Bajo la República Liberal se construyó, en suma, una institucionalidad cafetera con atributos estatales —fisco, diplomacia, regulación, capilaridad territorial— cuya función más profunda fue proporcionar continuidad a un sistema político que carecía de ella. Los gabinetes liberales oscilaron entre subordinar a la Federación —el intento de López Pumarejo en 1935— y apoyarse en ella para estabilizar la economía —el reconocimiento de Santos al Fondo como su mejor legado—. La Federación creció en cada uno de esos movimientos, porque su naturaleza híbrida —privada en la forma, pública en las funciones— la hacía útil tanto para la reforma como para la pausa. Cuando la República Liberal se desplomó en 1946, la Federación no cayó con ella: cambió de interlocutor sin cambiar de fundamentos.
Lo que se hereda, lo que se posterga
La Federación Nacional de Cafeteros que se consolidó entre 1930 y 1946 no fue un Estado paralelo en el sentido de una autoridad rival que disputa territorio y monopolio de la coerción. Fue algo más peculiar y más duradero: una institución en la que las élites políticas y económicas colombianas externalizaron funciones que el Estado formal no podía sostener con continuidad —recaudación fiscal específica, diplomacia sectorial, regulación de calidades, presencia territorial— obteniendo a cambio estabilidad para el principal sector exportador y un amortiguador frente a los populismos que sacudían a las repúblicas vecinas. Su autonomía real fue siempre proporcional a la debilidad coyuntural del gobierno de turno; su continuidad estructural dependió del acuerdo bipartidista sobre su utilidad.

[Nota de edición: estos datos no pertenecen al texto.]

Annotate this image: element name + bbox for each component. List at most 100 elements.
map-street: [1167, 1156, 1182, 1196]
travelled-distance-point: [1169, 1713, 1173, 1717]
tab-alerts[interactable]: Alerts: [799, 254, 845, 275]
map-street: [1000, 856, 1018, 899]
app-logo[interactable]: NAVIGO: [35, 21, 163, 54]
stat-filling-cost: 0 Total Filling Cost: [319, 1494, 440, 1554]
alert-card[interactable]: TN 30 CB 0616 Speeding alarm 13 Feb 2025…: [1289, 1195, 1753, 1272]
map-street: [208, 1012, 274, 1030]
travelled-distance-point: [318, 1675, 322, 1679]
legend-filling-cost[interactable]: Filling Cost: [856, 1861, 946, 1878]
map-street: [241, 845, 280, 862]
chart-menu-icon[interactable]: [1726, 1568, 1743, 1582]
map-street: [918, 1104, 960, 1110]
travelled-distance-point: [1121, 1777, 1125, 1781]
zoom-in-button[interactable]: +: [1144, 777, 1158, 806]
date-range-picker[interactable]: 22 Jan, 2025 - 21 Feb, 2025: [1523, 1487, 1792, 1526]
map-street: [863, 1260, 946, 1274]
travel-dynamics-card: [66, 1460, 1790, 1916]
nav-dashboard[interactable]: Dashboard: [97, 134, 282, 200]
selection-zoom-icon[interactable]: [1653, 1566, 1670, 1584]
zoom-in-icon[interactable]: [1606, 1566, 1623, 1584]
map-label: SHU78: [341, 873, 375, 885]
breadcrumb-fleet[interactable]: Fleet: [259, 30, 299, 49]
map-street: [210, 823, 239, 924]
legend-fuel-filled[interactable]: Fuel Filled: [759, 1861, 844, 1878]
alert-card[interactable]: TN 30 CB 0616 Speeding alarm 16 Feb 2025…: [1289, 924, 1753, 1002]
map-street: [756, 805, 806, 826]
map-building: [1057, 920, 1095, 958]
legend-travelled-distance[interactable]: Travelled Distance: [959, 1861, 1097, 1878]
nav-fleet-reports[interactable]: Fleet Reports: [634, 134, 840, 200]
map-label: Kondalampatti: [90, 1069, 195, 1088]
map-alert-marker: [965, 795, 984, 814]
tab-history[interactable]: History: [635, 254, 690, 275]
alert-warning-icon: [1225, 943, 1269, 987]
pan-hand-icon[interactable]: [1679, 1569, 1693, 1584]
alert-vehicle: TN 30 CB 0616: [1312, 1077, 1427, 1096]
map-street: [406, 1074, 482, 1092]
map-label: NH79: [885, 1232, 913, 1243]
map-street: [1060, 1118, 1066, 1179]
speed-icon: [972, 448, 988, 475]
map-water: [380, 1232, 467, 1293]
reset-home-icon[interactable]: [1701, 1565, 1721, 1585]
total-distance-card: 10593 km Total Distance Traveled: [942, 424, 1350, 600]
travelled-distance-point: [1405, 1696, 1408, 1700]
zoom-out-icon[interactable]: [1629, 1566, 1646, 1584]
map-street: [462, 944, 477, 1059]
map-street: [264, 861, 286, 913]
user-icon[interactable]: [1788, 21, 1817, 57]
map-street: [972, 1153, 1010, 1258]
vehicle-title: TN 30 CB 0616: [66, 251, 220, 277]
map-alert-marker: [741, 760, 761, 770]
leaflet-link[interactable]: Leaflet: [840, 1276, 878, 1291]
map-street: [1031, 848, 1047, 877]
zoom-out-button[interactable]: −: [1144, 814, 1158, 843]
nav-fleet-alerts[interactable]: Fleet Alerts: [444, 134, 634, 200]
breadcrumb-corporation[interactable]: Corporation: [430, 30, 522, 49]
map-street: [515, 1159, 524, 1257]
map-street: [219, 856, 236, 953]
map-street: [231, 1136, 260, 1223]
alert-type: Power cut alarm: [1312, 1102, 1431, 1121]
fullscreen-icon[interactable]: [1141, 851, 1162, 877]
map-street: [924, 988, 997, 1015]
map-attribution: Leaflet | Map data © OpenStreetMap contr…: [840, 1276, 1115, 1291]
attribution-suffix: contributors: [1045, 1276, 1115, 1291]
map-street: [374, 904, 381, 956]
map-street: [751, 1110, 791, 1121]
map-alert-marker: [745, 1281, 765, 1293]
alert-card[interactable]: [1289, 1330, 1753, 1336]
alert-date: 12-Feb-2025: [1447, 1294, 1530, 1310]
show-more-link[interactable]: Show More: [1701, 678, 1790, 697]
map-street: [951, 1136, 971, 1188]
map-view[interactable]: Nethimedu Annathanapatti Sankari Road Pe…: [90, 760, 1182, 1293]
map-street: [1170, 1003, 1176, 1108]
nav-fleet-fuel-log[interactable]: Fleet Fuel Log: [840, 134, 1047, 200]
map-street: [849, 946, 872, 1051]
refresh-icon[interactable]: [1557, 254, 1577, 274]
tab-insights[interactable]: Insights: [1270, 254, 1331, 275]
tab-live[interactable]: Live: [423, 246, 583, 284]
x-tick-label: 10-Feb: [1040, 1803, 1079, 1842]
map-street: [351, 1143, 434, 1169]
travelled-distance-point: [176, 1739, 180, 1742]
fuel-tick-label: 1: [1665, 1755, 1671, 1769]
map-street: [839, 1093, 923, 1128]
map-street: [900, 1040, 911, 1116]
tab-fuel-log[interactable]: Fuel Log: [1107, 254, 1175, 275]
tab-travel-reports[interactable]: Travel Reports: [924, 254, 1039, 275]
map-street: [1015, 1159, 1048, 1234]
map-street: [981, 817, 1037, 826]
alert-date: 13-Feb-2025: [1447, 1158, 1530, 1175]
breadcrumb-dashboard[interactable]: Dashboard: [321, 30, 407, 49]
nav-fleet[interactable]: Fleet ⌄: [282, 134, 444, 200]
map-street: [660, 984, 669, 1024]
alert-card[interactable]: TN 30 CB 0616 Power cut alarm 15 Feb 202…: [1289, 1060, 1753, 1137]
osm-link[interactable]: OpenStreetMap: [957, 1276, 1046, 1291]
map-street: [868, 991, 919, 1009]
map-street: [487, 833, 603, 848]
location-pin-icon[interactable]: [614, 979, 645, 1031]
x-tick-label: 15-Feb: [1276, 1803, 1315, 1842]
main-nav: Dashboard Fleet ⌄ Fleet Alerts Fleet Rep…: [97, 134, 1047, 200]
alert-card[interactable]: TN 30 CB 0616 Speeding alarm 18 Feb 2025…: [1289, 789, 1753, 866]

La herencia institucional es la más visible. Buena parte de la arquitectura cafetera construida entre 1930 y 1946 —Fondo Nacional del Café, retención cafetera, comités municipales, política de precios internos, negociación internacional a través del gremio— siguió funcionando durante el resto del siglo XX, sobreviviendo al Frente Nacional, a la ruptura del Pacto de Cuotas en 1989 y a la apertura económica de los noventa. La Federación demostró que en Colombia una institución privada podía administrar durante décadas funciones públicas esenciales con eficacia superior a la de los ministerios.
La herencia política es menos celebrada y más pesada. La misma institucionalidad que amortiguó al populismo bloqueó la reforma agraria y contuvo el sindicalismo rural, acumulando en el campo cafetero y sus zonas de frontera las tensiones que estallarían después de 1946 en la Violencia. El Estado colombiano aprendió, en el ciclo de la República Liberal, que podía gobernar sin resolver el conflicto agrario si delegaba en gremios eficientes la administración de sus principales productos de exportación. Fue rentable en el corto plazo y ruinoso en el largo. La cordillera cafetera vivió durante décadas con una institucionalidad gremial que funcionaba mejor que el Estado en materia técnica y económica, pero que no tenía —ni podía tener— vocación para procesar las demandas sociales de los trabajadores rurales que producían el café.
Manuel Mejía Jaramillo administró un imperio. Nunca fue, ni se propuso ser, un reformador social. La República Liberal no le pidió otra cosa.